La Cour européenne des droits de l’homme (CEDH) s’est prononcée le 4 avril 2023 sur un phénomène relativement nouveau : la parenté transgenre. Des lois aujourd’hui plus souples autorisent en effet le changement de sexe sans stérilisation préalable notamment sous l’impulsion de la Cour européenne. C’est ainsi que des personnes ont pu changer de sexe à l’état civil tout en conservant leur appareil reproducteur et peuvent dès lors procréer naturellement. C’est arrivé en France, où les conditions de changement de sexe ont été largement assouplies et démédicalisées par la loi du 18 novembre 2016, mais également en Allemagne, pays mis en cause devant la CEDH.
En l’espèce, le parent transgenre est déclaré né de sexe féminin. Il obtient le changement de sexe avec changement de prénom en 2011. Le 28 mars 2013, il accouche d’un garçon. Après avoir obtenu la reconnaissance de son appartenance au sexe masculin il avait en effet arrêté son traitement hormonal et était redevenu fertile. Son fils serait né à l’aide d’un don de sperme et le donneur aurait consenti à ne pas avoir le statut de père légal de l’enfant.
Le 30 mars 2013, le parent transgenre demande au service de l’état civil de l’inscrire comme père de l’enfant. Il ajoute que la case prévue pour consigner le nom de la mère doit rester libre, que l’enfant n’a pas de deuxième parent légal. L’officier de l’état civil émet des doutes quant à la question de savoir si le parent transgenre doit être inscrit en tant que père ou en tant que mère de l’enfant et soumet la demande au tribunal d’instance de Schöneberg.
Le 13 décembre 2013, le tribunal d’instance ordonne au service de l’état civil d’inscrire le parent transgenre en tant que mère de l’enfant. Cette décision est confirmée par la cour d’appel de Berlin et par la Cour fédérale de justice. Le parent transgenre et son fils saisissent la Cour constitutionnelle fédérale qui n’admet pas leur recours constitutionnel sans motiver sa décision. Alors même que, dans sa décision du 11 janvier 2011, déclarant contraire à la Constitution l’obligation de stérilisation permanente imposée aux personnes désirant changer de sexe, elle envisageait déjà cette situation et constatait que le rattachement d’un enfant à un père et une mère qui fût sans équivoque et qui correspondît aux circonstances biologiques était déjà prévu par la loi.

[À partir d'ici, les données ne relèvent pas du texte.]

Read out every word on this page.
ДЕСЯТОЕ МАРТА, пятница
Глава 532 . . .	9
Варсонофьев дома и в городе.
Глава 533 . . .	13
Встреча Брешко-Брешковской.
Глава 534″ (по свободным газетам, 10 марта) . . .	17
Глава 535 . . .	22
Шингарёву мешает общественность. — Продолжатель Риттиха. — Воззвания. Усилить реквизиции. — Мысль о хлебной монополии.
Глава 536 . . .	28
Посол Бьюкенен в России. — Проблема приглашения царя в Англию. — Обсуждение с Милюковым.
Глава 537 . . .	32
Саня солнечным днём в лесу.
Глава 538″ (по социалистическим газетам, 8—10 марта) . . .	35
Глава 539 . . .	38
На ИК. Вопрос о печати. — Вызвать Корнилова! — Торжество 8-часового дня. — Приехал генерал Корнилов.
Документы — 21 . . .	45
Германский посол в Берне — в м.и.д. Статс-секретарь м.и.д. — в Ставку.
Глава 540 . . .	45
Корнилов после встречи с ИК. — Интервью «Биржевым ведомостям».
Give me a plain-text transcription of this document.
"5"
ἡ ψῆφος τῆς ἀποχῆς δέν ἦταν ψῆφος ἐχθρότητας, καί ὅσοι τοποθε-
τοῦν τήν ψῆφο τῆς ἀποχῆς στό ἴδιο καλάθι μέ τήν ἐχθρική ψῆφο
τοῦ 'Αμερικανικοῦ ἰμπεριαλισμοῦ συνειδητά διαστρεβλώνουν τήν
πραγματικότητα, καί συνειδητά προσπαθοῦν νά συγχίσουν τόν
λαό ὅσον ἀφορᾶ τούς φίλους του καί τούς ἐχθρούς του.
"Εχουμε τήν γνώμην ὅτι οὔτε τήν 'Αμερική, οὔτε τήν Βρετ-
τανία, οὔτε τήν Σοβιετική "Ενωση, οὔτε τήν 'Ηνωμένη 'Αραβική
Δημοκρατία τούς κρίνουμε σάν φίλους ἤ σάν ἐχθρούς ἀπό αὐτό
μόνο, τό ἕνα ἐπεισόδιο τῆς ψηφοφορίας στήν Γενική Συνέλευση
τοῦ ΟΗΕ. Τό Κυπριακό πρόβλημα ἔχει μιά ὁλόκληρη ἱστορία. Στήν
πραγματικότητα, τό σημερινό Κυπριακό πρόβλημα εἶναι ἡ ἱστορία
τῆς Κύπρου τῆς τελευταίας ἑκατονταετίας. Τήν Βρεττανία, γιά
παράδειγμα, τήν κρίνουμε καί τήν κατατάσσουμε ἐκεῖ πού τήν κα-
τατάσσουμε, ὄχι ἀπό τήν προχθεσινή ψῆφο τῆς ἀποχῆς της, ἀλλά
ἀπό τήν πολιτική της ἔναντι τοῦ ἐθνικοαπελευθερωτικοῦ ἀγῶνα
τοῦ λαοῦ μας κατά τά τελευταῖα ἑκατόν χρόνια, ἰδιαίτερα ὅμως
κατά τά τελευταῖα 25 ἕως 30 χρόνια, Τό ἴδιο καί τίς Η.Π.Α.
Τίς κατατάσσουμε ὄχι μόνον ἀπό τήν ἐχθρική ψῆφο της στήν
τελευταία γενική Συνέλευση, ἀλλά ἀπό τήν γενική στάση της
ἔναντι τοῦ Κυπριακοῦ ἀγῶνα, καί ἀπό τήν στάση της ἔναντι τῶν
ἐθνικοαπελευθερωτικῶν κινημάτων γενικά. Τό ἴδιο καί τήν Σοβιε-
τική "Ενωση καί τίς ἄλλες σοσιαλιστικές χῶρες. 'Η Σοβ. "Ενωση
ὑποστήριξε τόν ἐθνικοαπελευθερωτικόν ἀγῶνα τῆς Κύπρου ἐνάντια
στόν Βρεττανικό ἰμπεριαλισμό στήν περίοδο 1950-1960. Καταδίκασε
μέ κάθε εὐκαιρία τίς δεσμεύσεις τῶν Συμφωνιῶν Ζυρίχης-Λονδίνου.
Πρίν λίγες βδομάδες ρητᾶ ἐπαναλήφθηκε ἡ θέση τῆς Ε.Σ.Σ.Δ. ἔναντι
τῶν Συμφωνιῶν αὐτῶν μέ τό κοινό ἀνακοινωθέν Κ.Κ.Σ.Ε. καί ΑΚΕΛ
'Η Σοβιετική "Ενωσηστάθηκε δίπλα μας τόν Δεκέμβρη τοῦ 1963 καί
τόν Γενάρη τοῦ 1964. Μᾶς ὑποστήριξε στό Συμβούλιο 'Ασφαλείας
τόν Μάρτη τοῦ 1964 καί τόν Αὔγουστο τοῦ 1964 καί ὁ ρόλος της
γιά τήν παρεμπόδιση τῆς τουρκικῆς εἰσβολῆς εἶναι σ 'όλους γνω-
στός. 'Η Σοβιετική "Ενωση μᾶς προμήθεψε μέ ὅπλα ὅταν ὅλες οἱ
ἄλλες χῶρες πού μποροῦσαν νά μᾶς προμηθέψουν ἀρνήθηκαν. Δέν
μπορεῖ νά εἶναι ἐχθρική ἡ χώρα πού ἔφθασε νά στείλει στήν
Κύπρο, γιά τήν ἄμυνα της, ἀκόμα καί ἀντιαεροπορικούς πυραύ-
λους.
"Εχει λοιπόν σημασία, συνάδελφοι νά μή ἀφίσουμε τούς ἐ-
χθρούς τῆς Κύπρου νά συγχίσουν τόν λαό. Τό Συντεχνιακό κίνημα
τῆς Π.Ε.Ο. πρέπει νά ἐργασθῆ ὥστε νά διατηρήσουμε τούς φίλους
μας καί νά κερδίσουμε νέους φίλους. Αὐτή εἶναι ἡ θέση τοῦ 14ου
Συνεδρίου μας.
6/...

L’arrêt de la Cour fédérale allemande
Les motifs de la décision de la Cour fédérale sont essentiels et méritent d’être rappelés car ils ont eu une grande influence sur la décision de la CEDH.
La Cour fédérale rappela qu’aux termes de l’article 1591 du code civil (§ 35), la mère d’un enfant était la personne qui avait donné naissance à celui-ci. Elle indiqua que l’appartenance depuis 2011 au sexe masculin n’était pas déterminante pour l’attribution du statut juridique dès lors que l’article 11, première phrase, de la loi TSG (loi de 1980 relative au changement de sexe) disposait que la décision de reconnaître l’appartenance d’une personne transsexuelle à l’autre sexe n’avait pas d’incidence sur la relation juridique entre cette personne et ses enfants. La juridiction fédérale ajouta que, en faisant référence au droit en matière de filiation (Abstammungsrecht), la loi TSG visait à garantir d’une manière générale que le statut juridique de mère ou de père de l’enfant, défini biologiquement par l’accouchement ou la fécondation, ne fût susceptible d’aucune modification.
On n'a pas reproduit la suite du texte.